Thomas G. Saylor | |
Office: | Chief Justice of the Pennsylvania Supreme Court |
Term Start: | January 6, 2015 |
Term End: | April 1, 2021 |
Predecessor: | Ronald D. Castille |
Successor: | Max Baer |
Office1: | Justice of the Pennsylvania Supreme Court |
Term Start1: | January 5, 1998 |
Term End1: | December 31, 2021 |
Successor1: | P. Kevin Brobson |
Birth Date: | 14 December 1946[1] |
Birth Place: | Meyersdale, Pennsylvania, U.S. |
Party: | Republican |
Education: | University of Virginia (BA, LLM) Columbia University (JD) |
Thomas G. Saylor (born December 14, 1946) is a former chief justice and associate justice of the Supreme Court of Pennsylvania, and a former judge of the Superior Court of Pennsylvania.[2]
A member of the Republican Party, Saylor retired from his supreme court seat in 2021 at the constitutionally mandated judicial retirement age of seventy-five.[3]
Born in Meyersdale, Somerset County, Pennsylvania,[4] Saylor lived in Cumberland County for most of his life.[5] He received a Bachelor of Arts from the University of Virginia in 1969, a Juris Doctor from the Columbia University School of Law in 1972, and a Master of Laws from the University of Virginia School of Law in 2004.[6]

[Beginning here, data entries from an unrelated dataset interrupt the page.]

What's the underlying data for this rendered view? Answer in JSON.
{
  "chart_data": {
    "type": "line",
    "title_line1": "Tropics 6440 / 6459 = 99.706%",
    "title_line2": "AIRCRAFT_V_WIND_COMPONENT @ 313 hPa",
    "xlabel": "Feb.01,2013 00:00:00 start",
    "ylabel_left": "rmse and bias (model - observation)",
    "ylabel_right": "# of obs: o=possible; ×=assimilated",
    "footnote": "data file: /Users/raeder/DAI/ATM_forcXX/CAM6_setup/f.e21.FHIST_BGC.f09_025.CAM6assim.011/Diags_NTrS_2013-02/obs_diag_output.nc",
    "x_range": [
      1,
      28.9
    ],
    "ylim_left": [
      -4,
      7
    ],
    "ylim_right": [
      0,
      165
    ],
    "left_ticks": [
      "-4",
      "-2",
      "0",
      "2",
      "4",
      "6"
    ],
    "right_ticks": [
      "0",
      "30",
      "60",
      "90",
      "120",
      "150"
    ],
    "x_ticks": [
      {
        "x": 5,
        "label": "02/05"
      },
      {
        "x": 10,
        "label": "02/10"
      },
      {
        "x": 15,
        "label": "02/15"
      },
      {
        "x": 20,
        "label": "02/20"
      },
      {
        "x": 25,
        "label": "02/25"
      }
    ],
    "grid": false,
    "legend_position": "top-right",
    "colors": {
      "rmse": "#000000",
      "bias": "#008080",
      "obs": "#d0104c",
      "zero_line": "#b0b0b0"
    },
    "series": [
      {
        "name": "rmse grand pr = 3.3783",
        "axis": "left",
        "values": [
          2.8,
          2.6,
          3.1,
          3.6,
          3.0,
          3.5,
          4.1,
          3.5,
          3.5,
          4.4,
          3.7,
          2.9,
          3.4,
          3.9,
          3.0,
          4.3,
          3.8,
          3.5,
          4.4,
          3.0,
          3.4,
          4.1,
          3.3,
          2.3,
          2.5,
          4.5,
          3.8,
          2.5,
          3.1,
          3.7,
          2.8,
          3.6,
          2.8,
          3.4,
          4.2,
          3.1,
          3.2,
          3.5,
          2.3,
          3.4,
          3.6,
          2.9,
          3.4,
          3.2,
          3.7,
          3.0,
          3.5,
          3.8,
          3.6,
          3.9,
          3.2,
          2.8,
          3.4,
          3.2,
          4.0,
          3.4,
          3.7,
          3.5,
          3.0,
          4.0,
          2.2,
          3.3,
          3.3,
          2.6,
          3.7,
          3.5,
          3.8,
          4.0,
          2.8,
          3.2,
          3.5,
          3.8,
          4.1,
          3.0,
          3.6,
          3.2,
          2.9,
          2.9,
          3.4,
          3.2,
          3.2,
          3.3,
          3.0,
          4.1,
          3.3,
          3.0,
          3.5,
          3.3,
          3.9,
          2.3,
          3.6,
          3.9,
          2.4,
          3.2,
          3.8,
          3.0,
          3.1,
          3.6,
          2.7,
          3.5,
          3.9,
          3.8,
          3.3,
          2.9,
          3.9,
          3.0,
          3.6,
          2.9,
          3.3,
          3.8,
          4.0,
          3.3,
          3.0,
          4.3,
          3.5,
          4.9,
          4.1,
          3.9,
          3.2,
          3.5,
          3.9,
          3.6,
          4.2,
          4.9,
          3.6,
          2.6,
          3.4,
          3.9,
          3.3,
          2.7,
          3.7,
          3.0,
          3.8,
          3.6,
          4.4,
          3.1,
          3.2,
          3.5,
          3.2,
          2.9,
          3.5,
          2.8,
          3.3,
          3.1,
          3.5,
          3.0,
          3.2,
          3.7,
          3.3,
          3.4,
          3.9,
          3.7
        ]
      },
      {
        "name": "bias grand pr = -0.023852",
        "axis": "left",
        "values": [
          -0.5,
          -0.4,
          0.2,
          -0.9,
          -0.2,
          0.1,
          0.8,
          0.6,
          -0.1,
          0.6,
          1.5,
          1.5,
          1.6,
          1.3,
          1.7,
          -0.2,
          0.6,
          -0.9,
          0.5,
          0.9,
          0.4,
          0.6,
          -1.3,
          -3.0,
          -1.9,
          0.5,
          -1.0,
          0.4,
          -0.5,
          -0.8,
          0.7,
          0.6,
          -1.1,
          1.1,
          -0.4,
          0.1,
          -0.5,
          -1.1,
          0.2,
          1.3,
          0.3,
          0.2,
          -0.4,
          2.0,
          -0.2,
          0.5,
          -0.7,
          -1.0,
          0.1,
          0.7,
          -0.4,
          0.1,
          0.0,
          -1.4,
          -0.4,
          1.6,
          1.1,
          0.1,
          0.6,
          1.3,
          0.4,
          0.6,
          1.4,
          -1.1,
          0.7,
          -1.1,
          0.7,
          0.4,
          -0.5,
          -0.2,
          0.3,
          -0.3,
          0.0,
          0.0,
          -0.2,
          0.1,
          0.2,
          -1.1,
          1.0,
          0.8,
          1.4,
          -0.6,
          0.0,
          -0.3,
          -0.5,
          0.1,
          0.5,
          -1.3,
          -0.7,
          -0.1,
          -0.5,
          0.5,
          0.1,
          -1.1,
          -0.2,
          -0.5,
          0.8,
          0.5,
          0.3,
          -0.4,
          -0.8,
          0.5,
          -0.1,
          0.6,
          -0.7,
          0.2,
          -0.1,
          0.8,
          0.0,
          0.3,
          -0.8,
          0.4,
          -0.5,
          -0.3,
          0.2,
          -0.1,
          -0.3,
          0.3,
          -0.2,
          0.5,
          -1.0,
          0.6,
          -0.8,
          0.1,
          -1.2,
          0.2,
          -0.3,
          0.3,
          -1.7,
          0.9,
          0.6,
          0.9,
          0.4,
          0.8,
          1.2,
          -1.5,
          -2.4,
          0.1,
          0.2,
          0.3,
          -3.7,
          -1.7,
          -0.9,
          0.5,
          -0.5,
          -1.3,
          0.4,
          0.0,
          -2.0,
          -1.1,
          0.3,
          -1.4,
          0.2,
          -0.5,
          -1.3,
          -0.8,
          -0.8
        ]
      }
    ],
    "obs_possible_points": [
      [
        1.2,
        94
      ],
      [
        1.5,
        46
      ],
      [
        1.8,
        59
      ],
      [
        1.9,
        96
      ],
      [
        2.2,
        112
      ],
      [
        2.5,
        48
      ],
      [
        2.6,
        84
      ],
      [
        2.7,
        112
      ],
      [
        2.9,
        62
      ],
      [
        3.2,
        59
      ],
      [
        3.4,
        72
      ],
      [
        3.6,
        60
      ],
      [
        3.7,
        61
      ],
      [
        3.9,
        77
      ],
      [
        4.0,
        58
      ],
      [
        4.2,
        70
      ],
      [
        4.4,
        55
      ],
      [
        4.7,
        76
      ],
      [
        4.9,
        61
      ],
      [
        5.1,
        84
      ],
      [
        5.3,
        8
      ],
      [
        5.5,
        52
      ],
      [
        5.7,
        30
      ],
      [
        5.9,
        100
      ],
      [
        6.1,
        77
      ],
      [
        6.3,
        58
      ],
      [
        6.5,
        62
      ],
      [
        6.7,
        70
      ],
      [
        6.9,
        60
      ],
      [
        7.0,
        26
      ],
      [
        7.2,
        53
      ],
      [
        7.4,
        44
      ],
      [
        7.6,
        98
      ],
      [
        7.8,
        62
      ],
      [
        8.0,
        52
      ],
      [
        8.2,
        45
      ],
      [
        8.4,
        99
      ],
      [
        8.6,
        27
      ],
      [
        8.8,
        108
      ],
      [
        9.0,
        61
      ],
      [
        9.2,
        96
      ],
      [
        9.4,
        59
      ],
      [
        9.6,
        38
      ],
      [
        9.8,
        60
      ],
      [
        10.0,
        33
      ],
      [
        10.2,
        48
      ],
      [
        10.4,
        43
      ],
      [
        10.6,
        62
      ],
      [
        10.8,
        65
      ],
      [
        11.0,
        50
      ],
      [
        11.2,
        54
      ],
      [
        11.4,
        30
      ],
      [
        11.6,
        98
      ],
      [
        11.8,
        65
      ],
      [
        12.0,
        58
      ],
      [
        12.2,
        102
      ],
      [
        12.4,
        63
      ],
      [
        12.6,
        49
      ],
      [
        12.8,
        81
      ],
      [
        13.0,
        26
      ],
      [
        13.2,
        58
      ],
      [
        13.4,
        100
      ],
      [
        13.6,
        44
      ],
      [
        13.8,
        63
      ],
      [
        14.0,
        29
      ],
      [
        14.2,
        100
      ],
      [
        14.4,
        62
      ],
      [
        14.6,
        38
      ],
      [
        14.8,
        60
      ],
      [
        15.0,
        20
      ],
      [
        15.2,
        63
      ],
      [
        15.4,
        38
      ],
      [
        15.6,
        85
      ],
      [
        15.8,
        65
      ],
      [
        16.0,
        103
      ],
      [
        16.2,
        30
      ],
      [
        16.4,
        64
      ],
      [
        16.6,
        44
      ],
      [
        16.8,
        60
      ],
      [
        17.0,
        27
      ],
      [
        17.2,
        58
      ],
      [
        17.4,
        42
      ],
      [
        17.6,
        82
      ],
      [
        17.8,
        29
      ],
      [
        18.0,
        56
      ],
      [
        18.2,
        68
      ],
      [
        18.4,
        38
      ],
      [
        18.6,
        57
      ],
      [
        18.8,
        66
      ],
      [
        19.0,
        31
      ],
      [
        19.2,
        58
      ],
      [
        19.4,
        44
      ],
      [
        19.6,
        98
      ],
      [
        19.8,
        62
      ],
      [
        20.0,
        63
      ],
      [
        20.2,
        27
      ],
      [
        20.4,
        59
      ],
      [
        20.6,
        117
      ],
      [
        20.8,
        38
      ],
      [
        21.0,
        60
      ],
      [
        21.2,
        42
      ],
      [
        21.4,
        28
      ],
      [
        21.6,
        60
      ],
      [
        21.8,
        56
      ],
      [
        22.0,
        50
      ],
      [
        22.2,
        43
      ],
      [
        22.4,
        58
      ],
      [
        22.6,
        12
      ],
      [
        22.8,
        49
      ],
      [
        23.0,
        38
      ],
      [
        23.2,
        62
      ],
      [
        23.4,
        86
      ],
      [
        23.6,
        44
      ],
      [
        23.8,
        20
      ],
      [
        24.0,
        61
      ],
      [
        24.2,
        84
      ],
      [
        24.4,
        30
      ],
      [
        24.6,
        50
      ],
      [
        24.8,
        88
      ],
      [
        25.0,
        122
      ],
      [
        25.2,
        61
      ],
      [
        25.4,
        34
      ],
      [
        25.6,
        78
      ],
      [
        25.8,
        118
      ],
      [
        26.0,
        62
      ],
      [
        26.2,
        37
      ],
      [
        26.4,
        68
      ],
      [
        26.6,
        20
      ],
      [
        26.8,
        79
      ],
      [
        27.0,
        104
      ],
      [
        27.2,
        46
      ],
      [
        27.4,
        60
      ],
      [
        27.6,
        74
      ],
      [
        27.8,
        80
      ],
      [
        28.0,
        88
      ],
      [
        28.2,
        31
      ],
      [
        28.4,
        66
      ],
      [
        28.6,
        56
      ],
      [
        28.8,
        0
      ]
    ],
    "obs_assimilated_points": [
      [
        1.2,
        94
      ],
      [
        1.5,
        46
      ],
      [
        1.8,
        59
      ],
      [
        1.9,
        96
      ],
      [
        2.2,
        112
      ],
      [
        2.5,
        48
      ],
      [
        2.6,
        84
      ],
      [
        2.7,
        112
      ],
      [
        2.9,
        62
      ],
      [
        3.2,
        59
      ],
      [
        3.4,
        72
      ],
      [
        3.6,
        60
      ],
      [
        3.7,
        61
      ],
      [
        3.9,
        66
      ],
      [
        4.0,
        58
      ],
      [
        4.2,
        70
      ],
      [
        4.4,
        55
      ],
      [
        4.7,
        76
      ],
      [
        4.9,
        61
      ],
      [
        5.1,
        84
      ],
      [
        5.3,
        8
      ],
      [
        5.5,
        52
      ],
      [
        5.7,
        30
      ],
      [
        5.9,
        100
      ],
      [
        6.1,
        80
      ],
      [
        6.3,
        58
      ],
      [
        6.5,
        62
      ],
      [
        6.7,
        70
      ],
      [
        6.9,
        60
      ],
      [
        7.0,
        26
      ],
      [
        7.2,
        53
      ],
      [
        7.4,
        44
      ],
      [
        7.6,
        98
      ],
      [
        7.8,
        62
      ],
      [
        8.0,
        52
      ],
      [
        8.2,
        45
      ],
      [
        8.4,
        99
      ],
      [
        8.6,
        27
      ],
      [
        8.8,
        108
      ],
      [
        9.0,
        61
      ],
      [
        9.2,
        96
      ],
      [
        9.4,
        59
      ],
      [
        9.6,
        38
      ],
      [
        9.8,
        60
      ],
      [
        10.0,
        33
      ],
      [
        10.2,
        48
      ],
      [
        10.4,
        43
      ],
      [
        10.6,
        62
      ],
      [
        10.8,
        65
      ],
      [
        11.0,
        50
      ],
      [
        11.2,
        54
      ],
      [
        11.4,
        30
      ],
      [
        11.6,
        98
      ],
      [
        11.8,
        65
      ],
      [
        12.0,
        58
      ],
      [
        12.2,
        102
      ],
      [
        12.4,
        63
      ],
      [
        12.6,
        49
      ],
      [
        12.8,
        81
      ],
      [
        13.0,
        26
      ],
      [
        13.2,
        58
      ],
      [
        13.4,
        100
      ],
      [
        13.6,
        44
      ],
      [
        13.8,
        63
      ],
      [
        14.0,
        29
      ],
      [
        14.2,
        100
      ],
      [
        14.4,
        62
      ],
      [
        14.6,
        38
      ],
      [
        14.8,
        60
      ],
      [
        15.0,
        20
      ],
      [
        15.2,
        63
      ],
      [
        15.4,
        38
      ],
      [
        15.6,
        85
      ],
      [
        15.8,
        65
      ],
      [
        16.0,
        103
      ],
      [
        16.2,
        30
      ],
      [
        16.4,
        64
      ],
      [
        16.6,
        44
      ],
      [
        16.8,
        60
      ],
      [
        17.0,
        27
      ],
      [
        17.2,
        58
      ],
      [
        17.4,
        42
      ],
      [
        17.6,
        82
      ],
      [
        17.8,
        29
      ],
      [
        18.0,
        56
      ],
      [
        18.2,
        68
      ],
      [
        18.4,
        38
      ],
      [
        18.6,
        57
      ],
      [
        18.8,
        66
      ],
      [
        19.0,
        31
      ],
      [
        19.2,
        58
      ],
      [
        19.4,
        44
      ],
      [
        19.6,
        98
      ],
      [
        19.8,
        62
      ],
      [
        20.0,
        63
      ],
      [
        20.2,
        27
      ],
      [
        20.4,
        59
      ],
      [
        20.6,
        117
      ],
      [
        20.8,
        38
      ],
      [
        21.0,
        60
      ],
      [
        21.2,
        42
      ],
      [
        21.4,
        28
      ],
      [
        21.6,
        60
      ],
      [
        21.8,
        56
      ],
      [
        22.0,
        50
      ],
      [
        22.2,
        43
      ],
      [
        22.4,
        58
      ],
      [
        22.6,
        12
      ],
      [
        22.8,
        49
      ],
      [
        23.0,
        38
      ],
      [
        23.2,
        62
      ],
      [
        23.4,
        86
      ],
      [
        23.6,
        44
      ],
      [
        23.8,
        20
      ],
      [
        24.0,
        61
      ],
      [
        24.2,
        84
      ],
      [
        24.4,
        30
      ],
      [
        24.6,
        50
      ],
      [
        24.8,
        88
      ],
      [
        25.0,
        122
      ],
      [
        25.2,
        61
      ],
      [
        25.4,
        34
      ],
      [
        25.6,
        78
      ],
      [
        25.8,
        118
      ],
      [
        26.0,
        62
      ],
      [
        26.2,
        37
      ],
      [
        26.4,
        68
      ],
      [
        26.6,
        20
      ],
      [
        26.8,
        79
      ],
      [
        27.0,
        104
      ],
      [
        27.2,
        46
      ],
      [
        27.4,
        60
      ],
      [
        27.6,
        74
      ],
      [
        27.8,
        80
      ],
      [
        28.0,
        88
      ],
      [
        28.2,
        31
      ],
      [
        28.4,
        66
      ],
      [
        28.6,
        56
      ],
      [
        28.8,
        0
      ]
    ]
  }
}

Saylor worked as a prosecutor in Somerset County from 1972 to 1982, before serving as a Director of the Pennsylvania Bureau of Consumer Protection from 1982 to 1983.[4] [6] He was First Deputy Attorney General for Pennsylvania from 1983 to 1987, and served on the Superior Court of Pennsylvania from 1993 to 1997.[4] [6]
Saylor began service as a justice of the Supreme Court of Pennsylvania on January 1, 1997, and became chief justice in 2015, when Ronald D. Castille left the court on reaching the mandatory retirement age.[7] [8] His initial salary was $209,329.[9]
Saylor retired from the supreme court on December 31, 2021.[10] During his tenure, he authored more than four hundred majority opinions related to civil and criminal legal issues. His court colleagues subsequently granted him the honorary title of chief justice emeritus.[11]
In August 2018, Saylor wrote for the majority when it found that the criminal conviction of a rapper for making a song entitled "Fuck the Police" did not violate the First Amendment to the United States Constitution because, he determined, the song contained true threats.[12]
According to Common Pleas Judge Barry Feudale, Saylor complained to him that African American former Supreme Court Justice Cynthia Baldwin had "caused us a lot of trouble when she was on the Supreme Court because of her minority agenda.” In a 2019 affidavit, Feudale, who presided over the grand jury that indicted Jerry Sandusky during the Penn State child sex abuse scandal when Baldwin was the general counsel for Pennsylvania State University, suggested that Saylor was using alleged technical errors Baldwin had made during the case as a pretext for disciplinary hearings that were actually intended as harassment.[13]
Following his 2021 retirement from the Pennsylvania Supreme Court, Saylor was appointed to the newly created post of Judicial Scholar-in-Residence at the Thomas R. Kline Center for Judicial Education of the Thomas R. Kline School of Law at Duquesne University. Effective on January 1, 2022, the position involves Saylor in Duquesne's development of "substantive and skill-based courses that meet the needs of Pennsylvania's more than 500 trial and appellate jurists," according to representatives of the Kline Center.[14]
Saylor was awarded honorary doctor of law degrees by Shippensburg University of Pennsylvania and the Widener University School of Law.[15]
In 2015, Saylor's hometown of Meyersdale named its community center after him.[16]